A fertilizer bomb is little more than ammonium nitrate, fuel and a simple detonator, and it can be assembled in one of two ways: For the most potent explosives, bomb makers can boil the fertilizer to separate its constituent parts and score a supply of ammonium nitrate -- the chemical they're actually after. Or, they can crush up the fertilizer's granules and use 'em as a quick-and-dirty bomb-building base.

JIEDDO is hoping to mess with that process. They're interested in compounds that'd make the fertilizer turn to foam or gel when mixed with water -- rendering the boiling process futile (and rather messy). Or, JIEDDO wants some kind of "grinding inhibitor" that would keep the fertilizer granules in one piece, making them entirely useless to terrorists trying to dissolve or grind them.

But one of the most promising possibilities, floated during JIEDDO chief Lt. Gen. Michael D. Barbero's recent trip to Pakistan: "adding coated urea fertilizer granules to the bags of ammonium nitrate. The combination of urea and ammonium nitrate has a strong affinity for water and would be very difficult for insurgents to dry into an explosive powder," the Washington Post reported. "The urea additives would not stop the insurgents from processing the fertilizer into bombs, but it would complicate their task and potentially make the blast less potent."

The agency's also got more malevolent ideas. They're open to additives that would actually make bomb-building a lethal endeavor for insurgents, by "increasing the inherent risk when processing materials."

Of course, enhancing the safety of ammonium nitrate fertilizers is already a priority -- largely a futile one -- in military and law enforcement circles. Last year, U.S. manufacturer Honeywell debuted a new fertilizer meant to be less explosive by combining ammonium sulfate -- a fertilizer and fire retardant -- with ammonium nitrate. Company execs even pitched the U.S. government on the product, but tests concluded that the fertilizer's constituents could easily be pulled apart and the ammonium nitrate used in bombs.

Since 1995 -- when a fertilizer bomb leveled the federal building in Oklahoma City -- the American government has been partnering with The Fertilizer Institute, a U.S. trade organization, to study whether ammonium nitrate fertilizers could be rendered non-explosive. Sixteen years later, the answer remains a resounding "no" -- study after study has concluded that the fertilizer is essentially impossible to neutralize.

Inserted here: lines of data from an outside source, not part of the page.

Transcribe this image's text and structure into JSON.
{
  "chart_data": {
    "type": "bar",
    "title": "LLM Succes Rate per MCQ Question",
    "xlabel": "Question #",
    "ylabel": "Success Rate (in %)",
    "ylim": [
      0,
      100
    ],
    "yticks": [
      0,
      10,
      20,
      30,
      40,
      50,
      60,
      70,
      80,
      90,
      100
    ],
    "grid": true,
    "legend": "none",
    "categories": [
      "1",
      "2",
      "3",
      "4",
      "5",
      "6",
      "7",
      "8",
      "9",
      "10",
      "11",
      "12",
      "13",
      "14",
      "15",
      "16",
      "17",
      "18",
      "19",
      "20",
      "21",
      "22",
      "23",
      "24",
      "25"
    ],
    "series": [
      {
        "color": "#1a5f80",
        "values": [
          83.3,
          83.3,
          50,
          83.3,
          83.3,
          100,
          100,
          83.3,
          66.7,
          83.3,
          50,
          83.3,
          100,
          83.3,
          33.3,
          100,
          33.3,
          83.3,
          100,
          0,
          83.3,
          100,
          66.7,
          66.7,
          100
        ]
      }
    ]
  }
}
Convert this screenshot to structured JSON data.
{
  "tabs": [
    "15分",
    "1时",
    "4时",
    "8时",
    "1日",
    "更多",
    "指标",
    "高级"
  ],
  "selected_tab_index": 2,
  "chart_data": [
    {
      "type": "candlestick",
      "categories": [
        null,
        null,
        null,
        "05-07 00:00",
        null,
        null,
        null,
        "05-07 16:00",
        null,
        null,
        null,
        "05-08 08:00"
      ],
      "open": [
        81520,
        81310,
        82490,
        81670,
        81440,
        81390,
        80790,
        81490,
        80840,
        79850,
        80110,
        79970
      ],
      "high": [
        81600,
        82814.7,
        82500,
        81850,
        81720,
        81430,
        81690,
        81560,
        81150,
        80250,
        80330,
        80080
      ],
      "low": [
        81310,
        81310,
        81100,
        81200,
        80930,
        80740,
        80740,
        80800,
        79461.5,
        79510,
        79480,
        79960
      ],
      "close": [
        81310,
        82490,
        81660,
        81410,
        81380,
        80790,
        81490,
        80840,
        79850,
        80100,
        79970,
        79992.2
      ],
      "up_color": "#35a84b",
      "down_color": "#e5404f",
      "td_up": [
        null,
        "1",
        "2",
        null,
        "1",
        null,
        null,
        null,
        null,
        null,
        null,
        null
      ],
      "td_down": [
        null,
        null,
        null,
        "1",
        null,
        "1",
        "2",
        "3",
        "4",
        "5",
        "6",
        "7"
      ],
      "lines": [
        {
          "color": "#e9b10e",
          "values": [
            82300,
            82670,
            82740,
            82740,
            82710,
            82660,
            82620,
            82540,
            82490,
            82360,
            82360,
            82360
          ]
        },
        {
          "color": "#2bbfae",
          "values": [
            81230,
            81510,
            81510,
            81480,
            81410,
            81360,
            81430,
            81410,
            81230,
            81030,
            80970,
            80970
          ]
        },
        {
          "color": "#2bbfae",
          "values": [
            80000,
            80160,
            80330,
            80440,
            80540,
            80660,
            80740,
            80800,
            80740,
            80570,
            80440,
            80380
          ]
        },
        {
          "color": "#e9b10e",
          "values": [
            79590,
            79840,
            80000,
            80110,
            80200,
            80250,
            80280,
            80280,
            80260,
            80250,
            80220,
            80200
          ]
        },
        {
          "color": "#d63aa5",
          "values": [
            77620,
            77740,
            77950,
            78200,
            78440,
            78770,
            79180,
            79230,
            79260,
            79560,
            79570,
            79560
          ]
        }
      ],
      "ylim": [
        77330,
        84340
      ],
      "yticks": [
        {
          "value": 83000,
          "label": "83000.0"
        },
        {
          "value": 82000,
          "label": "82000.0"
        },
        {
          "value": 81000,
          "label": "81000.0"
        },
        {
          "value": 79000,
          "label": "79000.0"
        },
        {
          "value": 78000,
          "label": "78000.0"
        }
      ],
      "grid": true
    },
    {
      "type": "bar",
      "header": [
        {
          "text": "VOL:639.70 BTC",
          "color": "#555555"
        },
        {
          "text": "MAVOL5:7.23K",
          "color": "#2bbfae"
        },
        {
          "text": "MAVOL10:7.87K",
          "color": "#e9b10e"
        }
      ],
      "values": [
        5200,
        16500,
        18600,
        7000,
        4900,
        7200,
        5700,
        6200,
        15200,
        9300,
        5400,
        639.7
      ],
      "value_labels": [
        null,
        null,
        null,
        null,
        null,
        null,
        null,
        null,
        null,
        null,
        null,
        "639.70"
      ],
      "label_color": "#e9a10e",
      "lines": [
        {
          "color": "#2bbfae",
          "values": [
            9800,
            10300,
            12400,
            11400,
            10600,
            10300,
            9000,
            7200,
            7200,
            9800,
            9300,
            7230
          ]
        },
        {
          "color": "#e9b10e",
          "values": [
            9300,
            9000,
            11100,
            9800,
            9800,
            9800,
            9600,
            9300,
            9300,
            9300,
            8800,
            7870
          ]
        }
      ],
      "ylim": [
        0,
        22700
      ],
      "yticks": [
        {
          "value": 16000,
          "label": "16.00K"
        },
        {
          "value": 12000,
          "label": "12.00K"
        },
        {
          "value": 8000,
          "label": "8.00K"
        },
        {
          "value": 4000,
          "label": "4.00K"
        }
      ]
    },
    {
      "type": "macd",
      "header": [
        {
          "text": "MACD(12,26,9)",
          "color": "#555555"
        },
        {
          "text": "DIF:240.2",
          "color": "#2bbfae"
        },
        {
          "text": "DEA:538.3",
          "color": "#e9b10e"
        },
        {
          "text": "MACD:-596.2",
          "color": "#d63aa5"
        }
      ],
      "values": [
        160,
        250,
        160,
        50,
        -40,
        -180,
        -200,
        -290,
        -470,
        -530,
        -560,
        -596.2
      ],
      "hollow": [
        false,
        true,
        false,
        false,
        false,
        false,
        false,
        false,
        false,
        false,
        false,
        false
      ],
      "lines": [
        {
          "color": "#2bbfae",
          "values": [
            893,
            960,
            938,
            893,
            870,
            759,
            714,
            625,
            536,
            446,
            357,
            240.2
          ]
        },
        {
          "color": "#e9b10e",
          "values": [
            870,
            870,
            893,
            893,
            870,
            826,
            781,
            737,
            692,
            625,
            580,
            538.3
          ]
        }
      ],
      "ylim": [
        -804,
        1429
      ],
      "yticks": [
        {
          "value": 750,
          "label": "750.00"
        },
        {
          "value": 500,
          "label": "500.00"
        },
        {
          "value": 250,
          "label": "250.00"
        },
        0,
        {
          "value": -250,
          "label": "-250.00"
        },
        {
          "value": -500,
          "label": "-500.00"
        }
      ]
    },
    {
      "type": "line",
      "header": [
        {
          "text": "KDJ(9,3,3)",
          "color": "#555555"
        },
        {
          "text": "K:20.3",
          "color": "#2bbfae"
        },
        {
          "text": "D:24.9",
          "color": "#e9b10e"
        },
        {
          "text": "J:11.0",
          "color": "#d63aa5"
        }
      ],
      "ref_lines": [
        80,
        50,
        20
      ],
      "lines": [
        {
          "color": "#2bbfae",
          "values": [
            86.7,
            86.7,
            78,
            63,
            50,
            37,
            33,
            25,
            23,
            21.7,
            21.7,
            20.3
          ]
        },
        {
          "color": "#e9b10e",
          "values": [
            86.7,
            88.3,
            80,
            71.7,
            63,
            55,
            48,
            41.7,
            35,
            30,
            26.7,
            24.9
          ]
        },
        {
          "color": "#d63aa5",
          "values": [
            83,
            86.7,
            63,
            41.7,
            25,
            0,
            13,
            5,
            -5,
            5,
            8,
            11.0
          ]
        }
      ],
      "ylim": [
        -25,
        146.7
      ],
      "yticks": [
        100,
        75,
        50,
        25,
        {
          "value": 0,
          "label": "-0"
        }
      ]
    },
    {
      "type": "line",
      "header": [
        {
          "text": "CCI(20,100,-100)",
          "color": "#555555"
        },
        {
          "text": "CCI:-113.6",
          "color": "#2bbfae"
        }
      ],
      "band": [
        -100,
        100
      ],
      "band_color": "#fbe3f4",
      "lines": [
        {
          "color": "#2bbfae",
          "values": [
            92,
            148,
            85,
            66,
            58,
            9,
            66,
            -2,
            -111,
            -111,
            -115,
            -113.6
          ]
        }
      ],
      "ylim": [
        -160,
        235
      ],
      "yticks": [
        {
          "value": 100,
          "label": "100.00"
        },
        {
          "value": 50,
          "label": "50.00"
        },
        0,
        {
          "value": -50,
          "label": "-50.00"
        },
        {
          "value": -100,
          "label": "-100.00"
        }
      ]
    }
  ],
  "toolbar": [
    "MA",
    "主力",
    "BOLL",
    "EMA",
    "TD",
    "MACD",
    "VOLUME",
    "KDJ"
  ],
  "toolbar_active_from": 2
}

Those studies are hampered by an inevitable challenge: The fertilizer needs to be neutralized, but it's still gotta *work *for farmers. Particularly those in Pakistan, where more than half the economy relies on agriculture and whose climate and soil conditions are ideally suited to ammonium nitrate fertilizer. "A variety of requirements must be met to preserve the safety and effectiveness for agricultural use," the solicitation notes. "New formulations must [also] provide nearly the same value...".

JIEDDO also wants new compounds that could make fertilizer bombs easier to detect. Despite some progress -- most notably the top secret Project Ursus -- there's no reliable way to detect a fertilizer bomb. The agency suggests that a few extra ingredients could "alter the physical or chemical properties of [fertilizer bombs]" in such a way as to increase a signature that can be exploited."

At least in that case, the agency might not have to sneak the chemicals into the fertilizer: Pakarab, the main supplier of ammonium nitrate fertilizer in Pakistan, has already indicated a willingness to add such chemicals to their product. Last year, the company tested pink dye that'd distinguish their fertilizer from non-explosive varieties at the nation's border.

It'll likely take years for JIEDDO to come up with an additive that can keep fertilizer out of a terrorist's bomb-making arsenal. When they do, it'll certainly be a boon for plenty of countries, many of which are already banning or tightly regulating ammonium nitrate fertilizers to prevent bomb attacks.

But tampering with a fertilizer supply that's often stolen or smuggled -- from a country that's hardly offering much help -- is hardly a trivial undertaking. Whatever wizardry the military's bomb-stopping sleuths are able to muster, stopping Afghanistan's bomb-makers (and saving American lives) will no doubt require plenty of political alchemy as well.